2023-01-11
Today I had one of those, aha! moments with Pandas which has made my life a lot simpler.
Here’s the story.
I have an excel file which contains a list of discount codes, some have been used, and some have not. I need to go through the list of codes and find out the following:
- Have we assigned a code to anyone who has now left the business?
To find out who the ‘leavers’ were, I passed a list of employees and a list of used codes to a function and then iterated over the list of codes, putting any employee who is not in the used code list into a levers list
def FindLeaversWithCodes(people, used_codes) :
#Find people we've sent a code to who are no longer in the HC Report
_leavers = []
#Get the Employee IDs of all the people we've sent codes to.
_people = used_codes['personNumber'].tolist()
#loop through each employee id
for person in _people:
#if this employee id is in teh current HC report then save as Current Employee
if person not in people['Person Number'].values: #if this employee id is NOT in the current HC report then save as Leaver
_leavers.append(person)
return _leavers
However, because I move things from a Dataframe to a list, I then had to filter the original Dataframe by the list of employee numbers, _leavers
in the list to generate a new XSLX file in the original format. Incredibly inefficient.
try:
#Filter the used codes list to show the leavers
df = used[used['personNumber'].isin(Leavers)]
df.to_excel('../leavers.xlsx', index=False)
except Exception as error:
print(error)
That first line of code df = used[used['personNumber'].isin(Leavers)]
should have given me a clue as to what the FindLeaversWithCodes
function should actually be doing.
Rather than convert to a list and use a for…in loop, I should have simply filtered the Dataframe to get the records I need.

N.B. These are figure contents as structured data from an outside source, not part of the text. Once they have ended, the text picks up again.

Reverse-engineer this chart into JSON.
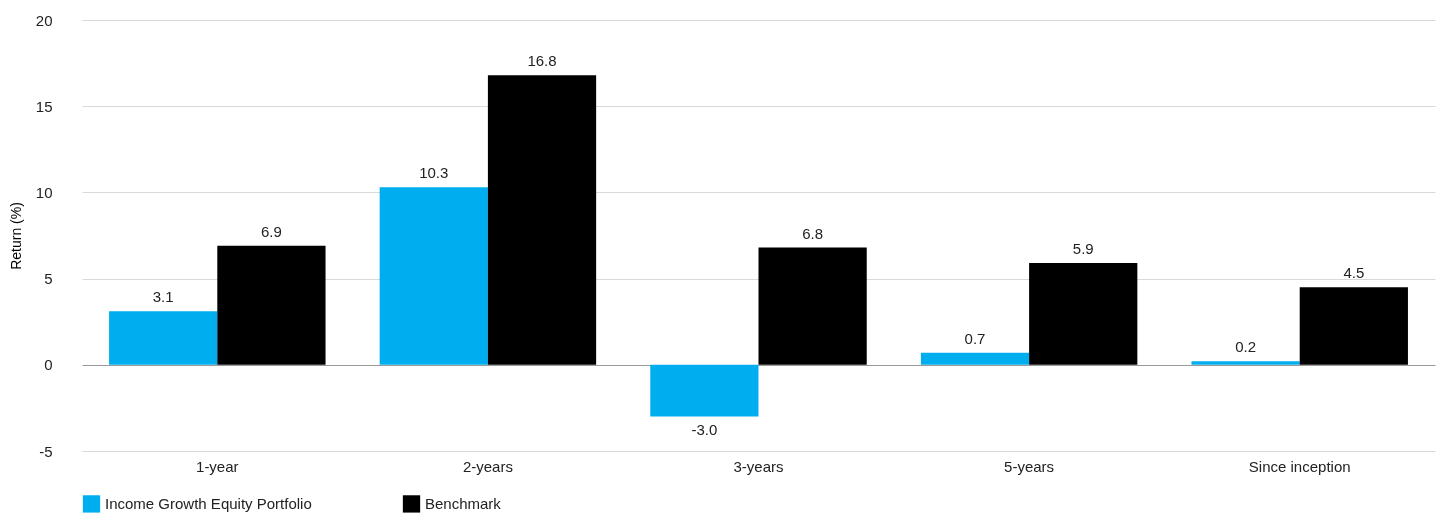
{
  "chart_data": {
    "type": "bar",
    "ylabel": "Return (%)",
    "categories": [
      "1-year",
      "2-years",
      "3-years",
      "5-years",
      "Since inception"
    ],
    "series": [
      {
        "name": "Income Growth Equity Portfolio",
        "color": "#00aeef",
        "values": [
          3.1,
          10.3,
          -3.0,
          0.7,
          0.2
        ],
        "value_labels": [
          "3.1",
          "10.3",
          "-3.0",
          "0.7",
          "0.2"
        ]
      },
      {
        "name": "Benchmark",
        "color": "#000000",
        "values": [
          6.9,
          16.8,
          6.8,
          5.9,
          4.5
        ],
        "value_labels": [
          "6.9",
          "16.8",
          "6.8",
          "5.9",
          "4.5"
        ]
      }
    ],
    "ylim": [
      -5,
      20
    ],
    "yticks": [
      -5,
      0,
      5,
      10,
      15,
      20
    ],
    "grid": "y",
    "legend": "bottom"
  }
}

Now the code is much simpler
def LeaversWithCodes(people, used_codes) :
#This person has been assigned a code
#This person is not an employee
return used_codes[~used_codes["personNumber"].isin(people["Person Number"].values.tolist())]
the ~
character before the used_codes["personNumber"]
is a ‘not’ symbol. I’m doing the same as before but this time filtering the original Dataframe where the personNumber is not in the People Dataframe.
Wordle: 570 4/6